Dans sa soif d’aventure et en self-made-man, « Rossé Béyaèrte » comme l’appellent les Colombiens, a fini par se lancer dans des trafics en tout genre, du bois précieux aux émeraudes en passant par l’héroïne. Sur une photo prise par Paris-Match en 1976, on le voit aux côtés de José Rodriguez Gacha, l’un des hommes de main du célèbre trafiquant Pablo Escobar.

Il a pris l’avion de Bogota jusqu’à la Martinique, puis vers Paris, avec pour objectif de surveiller les mulets. A leur arrivée à Paris, il les suivit et nota la plaque d’immatriculation de leur taxi à l’aéroport. Il passe alors un coup de fil et se rend dans la capitale française à la recherche de cadres de vélos qu’il rapporte ensuite en Colombie.“, dit Matt Rendell.

En interrogeant des dizaines de personnes dans les rues violentes de Barrancabermeja, ou encore Laurent Fiocconi en Corse, l’un des célèbres têtes pensantes de la French Connection, le journaliste britannique a confirmé les “informations”. Une seule rumeur reste sans réponse, car il n’a trouvé aucune preuve. Il estime que José Beyaert a dû commettre des meurtres pour rembourser ses dettes, ce qui reste l’une des seules choses que l’intéressé ne lui a pas avoué.
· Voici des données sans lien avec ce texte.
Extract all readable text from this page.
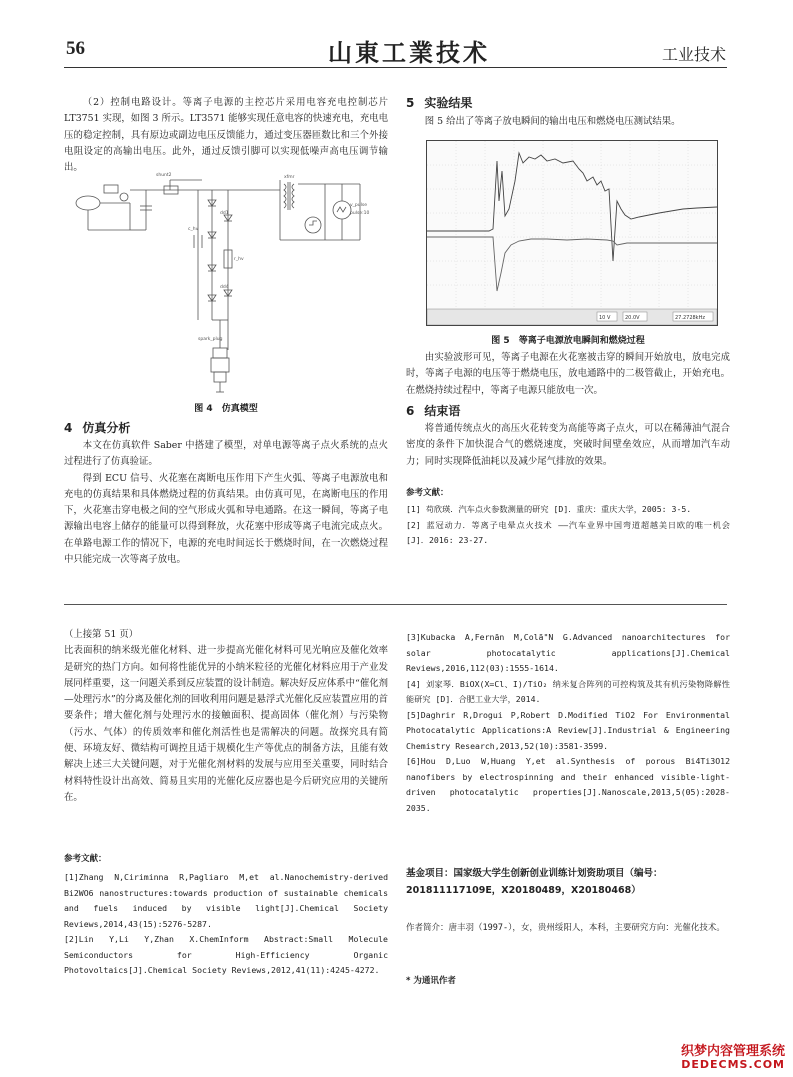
56	山東工業技术	工业技术

（2）控制电路设计。等离子电源的主控芯片采用电容充电控制芯片 LT3751 实现，如图 3 所示。LT3571 能够实现任意电容的快速充电，充电电压的稳定控制，具有原边或副边电压反馈能力，通过变压器匝数比和三个外接电阻设定的高输出电压。此外，通过反馈引脚可以实现低噪声高电压调节输出。

shunt2
c_hv
dd1
dd4
r_hv
spark_plug
xfmr
v_pulse
pulse:10
图 4　仿真模型
4 仿真分析

本文在仿真软件 Saber 中搭建了模型，对单电源等离子点火系统的点火过程进行了仿真验证。

得到 ECU 信号、火花塞在离断电压作用下产生火弧、等离子电源放电和充电的仿真结果和具体燃烧过程的仿真结果。由仿真可见，在离断电压的作用下，火花塞击穿电极之间的空气形成火弧和导电通路。在这一瞬间，等离子电源输出电容上储存的能量可以得到释放，火花塞中形成等离子电流完成点火。在单路电源工作的情况下，电源的充电时间远长于燃烧时间，在一次燃烧过程中只能完成一次等离子放电。

5 实验结果

图 5 给出了等离子放电瞬间的输出电压和燃烧电压测试结果。

10 V	20.0V	27.2728kHz
图 5　等离子电源放电瞬间和燃烧过程

由实验波形可见，等离子电源在火花塞被击穿的瞬间开始放电，放电完成时，等离子电源的电压等于燃烧电压，放电通路中的二极管截止，开始充电。在燃烧持续过程中，等离子电源只能放电一次。

6 结束语

将普通传统点火的高压火花转变为高能等离子点火，可以在稀薄油气混合密度的条件下加快混合气的燃烧速度，突破时间壁垒效应，从而增加汽车动力；同时实现降低油耗以及减少尾气排放的效果。

参考文献：
[1] 苟欣瑛．汽车点火参数测量的研究 [D]．重庆：重庆大学，2005: 3-5.
[2] 蓝冠动力．等离子电晕点火技术 ——汽车业界中国弯道超越美日欧的唯一机会 [J]．2016: 23-27.
（上接第 51 页）
比表面积的纳米级光催化材料、进一步提高光催化材料可见光响应及催化效率是研究的热门方向。如何将性能优异的小纳米粒径的光催化材料应用于产业发展同样重要，这一问题关系到反应装置的设计制造。解决好反应体系中“催化剂—处理污水”的分离及催化剂的回收利用问题是悬浮式光催化反应装置应用的首要条件；增大催化剂与处理污水的接触面积、提高固体（催化剂）与污染物（污水、气体）的传质效率和催化剂活性也是需解决的问题。故探究具有简便、环境友好、微结构可调控且适于规模化生产等优点的制备方法，且能有效解决上述三大关键问题，对于光催化剂材料的发展与应用至关重要，同时结合材料特性设计出高效、简易且实用的光催化反应器也是今后研究应用的关键所在。
参考文献：
[1]Zhang N,Ciriminna R,Pagliaro M,et al.Nanochemistry-derived Bi2WO6 nanostructures:towards production of sustainable chemicals and fuels induced by visible light[J].Chemical Society Reviews,2014,43(15):5276-5287.
[2]Lin Y,Li Y,Zhan X.ChemInform Abstract:Small Molecule Semiconductors for High-Efficiency Organic Photovoltaics[J].Chemical Society Reviews,2012,41(11):4245-4272.
[3]Kubacka A,Fernān M,Colã"N G.Advanced nanoarchitectures for solar photocatalytic applications[J].Chemical Reviews,2016,112(03):1555-1614.
[4] 刘家琴．BiOX(X=Cl、I)/TiO₂ 纳米复合阵列的可控构筑及其有机污染物降解性能研究 [D]．合肥工业大学，2014.
[5]Daghrir R,Drogui P,Robert D.Modified TiO2 For Environmental Photocatalytic Applications:A Review[J].Industrial & Engineering Chemistry Research,2013,52(10):3581-3599.
[6]Hou D,Luo W,Huang Y,et al.Synthesis of porous Bi4Ti3O12 nanofibers by electrospinning and their enhanced visible-light-driven photocatalytic properties[J].Nanoscale,2013,5(05):2028-2035.
基金项目：国家级大学生创新创业训练计划资助项目（编号：201811117109E，X20180489，X20180468）
作者简介：唐丰羽（1997-），女，贵州绥阳人，本科，主要研究方向：光催化技术。
* 为通讯作者
织梦内容管理系统
DEDECMS.COM
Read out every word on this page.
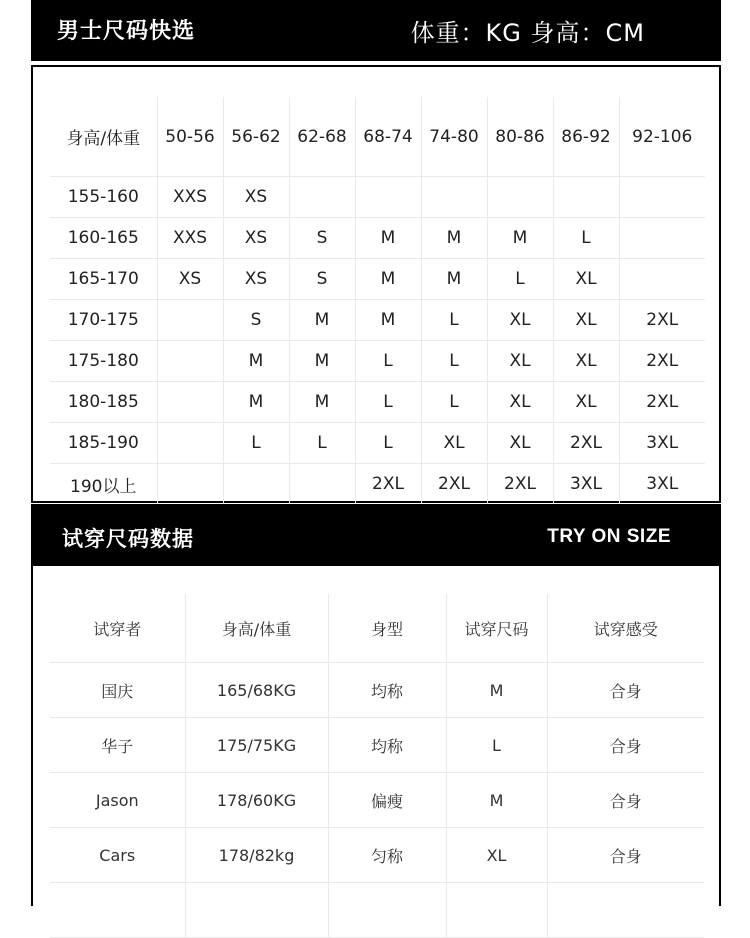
男士尺码快选	体重：KG 身高：CM
身高/体重	50-56	56-62	62-68	68-74	74-80	80-86	86-92	92-106
155-160	XXS	XS						
160-165	XXS	XS	S	M	M	M	L	
165-170	XS	XS	S	M	M	L	XL	
170-175		S	M	M	L	XL	XL	2XL
175-180		M	M	L	L	XL	XL	2XL
180-185		M	M	L	L	XL	XL	2XL
185-190		L	L	L	XL	XL	2XL	3XL
190以上				2XL	2XL	2XL	3XL	3XL
试穿尺码数据	TRY ON SIZE
试穿者	身高/体重	身型	试穿尺码	试穿感受
国庆	165/68KG	均称	M	合身
华子	175/75KG	均称	L	合身
Jason	178/60KG	偏瘦	M	合身
Cars	178/82kg	匀称	XL	合身
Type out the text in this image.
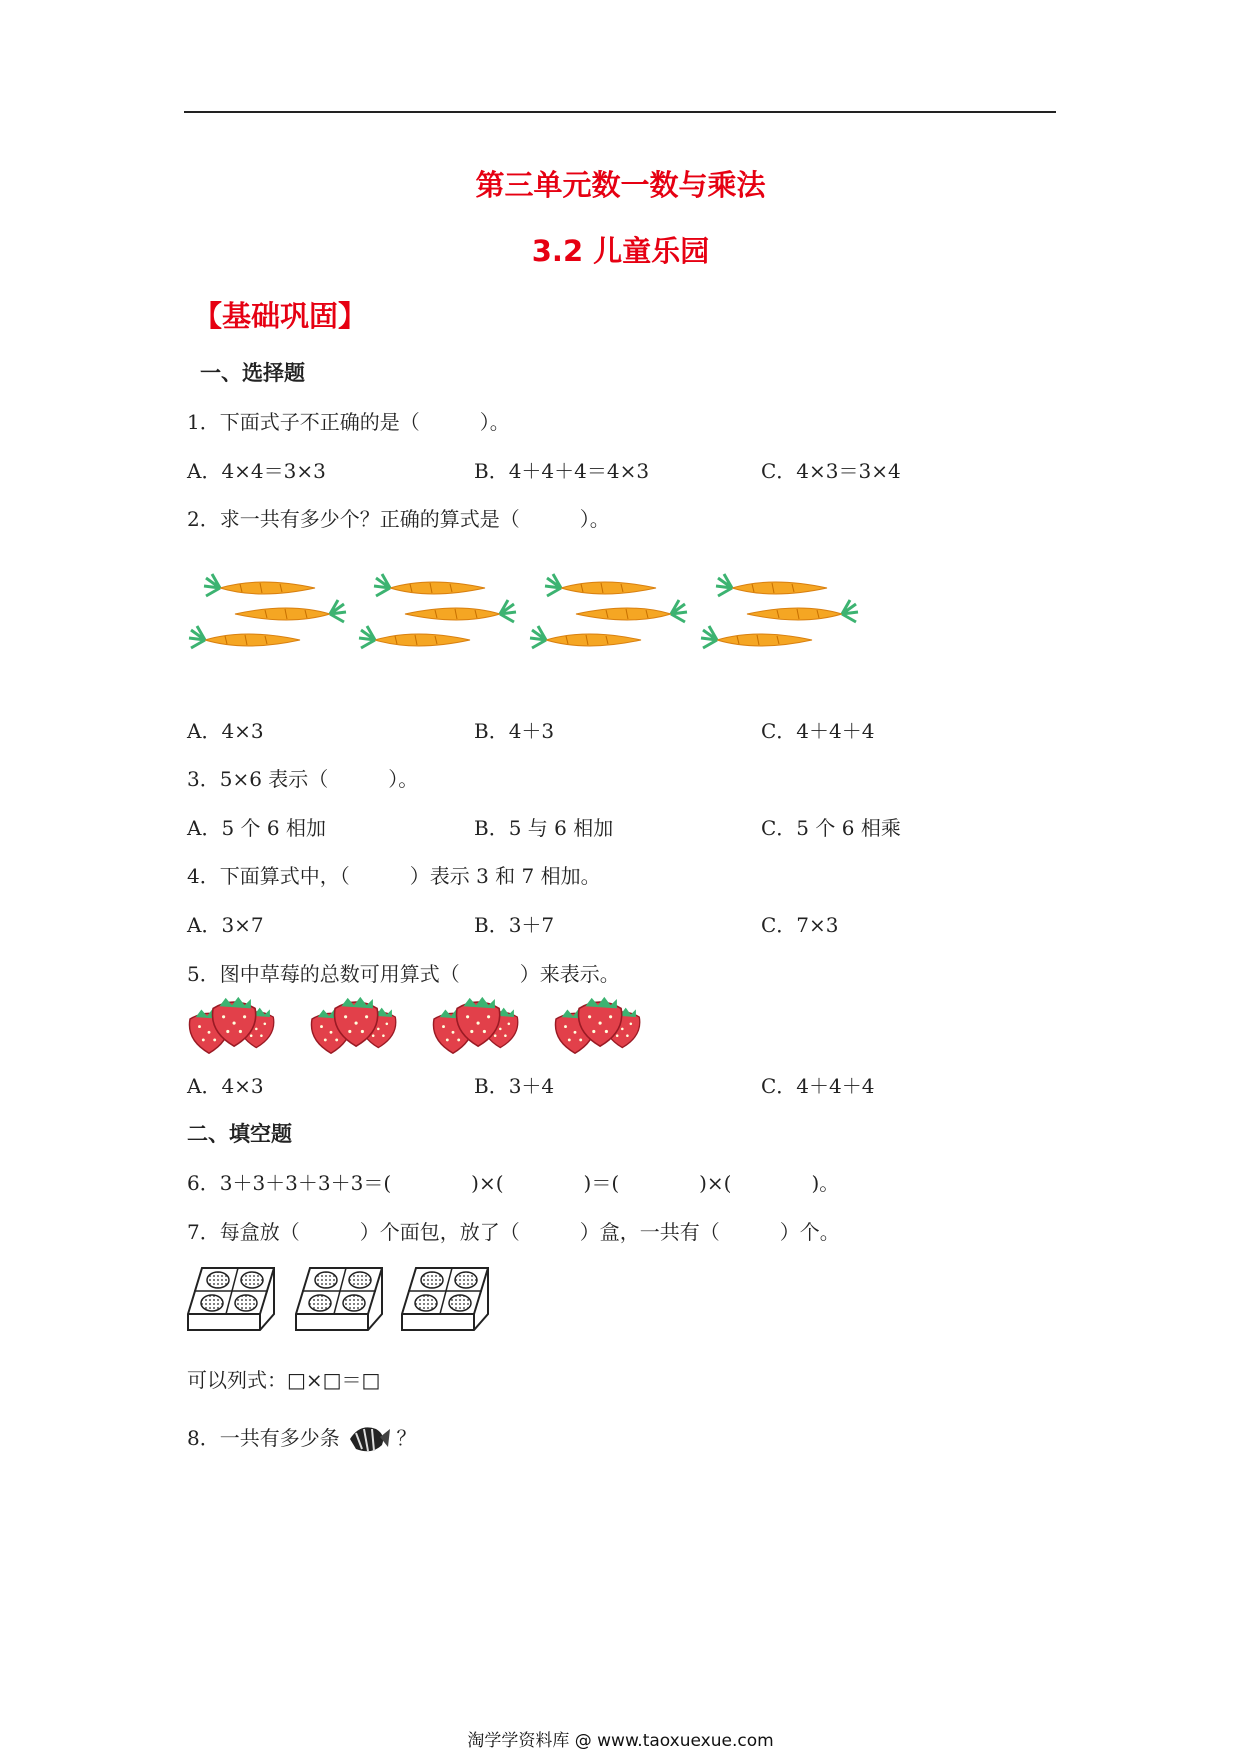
第三单元数一数与乘法
3.2 儿童乐园
【基础巩固】
一、选择题
1．下面式子不正确的是（　　　）。
A．4×4＝3×3	B．4＋4＋4＝4×3	C．4×3＝3×4
2．求一共有多少个？正确的算式是（　　　）。
A．4×3	B．4＋3	C．4＋4＋4
3．5×6 表示（　　　）。
A．5 个 6 相加	B．5 与 6 相加	C．5 个 6 相乘
4．下面算式中，（　　　）表示 3 和 7 相加。
A．3×7	B．3＋7	C．7×3
5．图中草莓的总数可用算式（　　　）来表示。
A．4×3	B．3＋4	C．4＋4＋4
二、填空题
6．3＋3＋3＋3＋3＝(　　　　)×(　　　　)＝(　　　　)×(　　　　)。
7．每盒放（　　　）个面包，放了（　　　）盒，一共有（　　　）个。
可以列式：□×□＝□
8．一共有多少条	？
淘学学资料库 @ www.taoxuexue.com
Impliqué dans la professionnalisation du cyclisme colombien

Au début, il m’a dit qu’il avait fait des choses dont il ne pouvait jamais parler. Et puis il m’a tout dit. Il a toujours voulu raconter de belles histoires et se faire ce personnage impitoyable, même s’il était gentil, sociable et protecteur.“, analyse Rendell. Mais la vie de gangster n’a pas empêché ce fils de mineur (devenu cordonnier) de continuer à avoir une influence dans le monde du cyclisme jusqu’à son départ d’Amérique du Sud dans les années 90, en raison de menaces d’enlèvement. par les Farc (Forces armées révolutionnaires de Colombie).

Beyaert a participé à la professionnalisation du cyclisme colombien en tant qu’entraîneur. Devenu bilingue, il est commentateur à la radio nationale. Il était présent au Tour de France 1983 pour défendre les coureurs colombiens visés par les vives critiques de Laurent Fignon.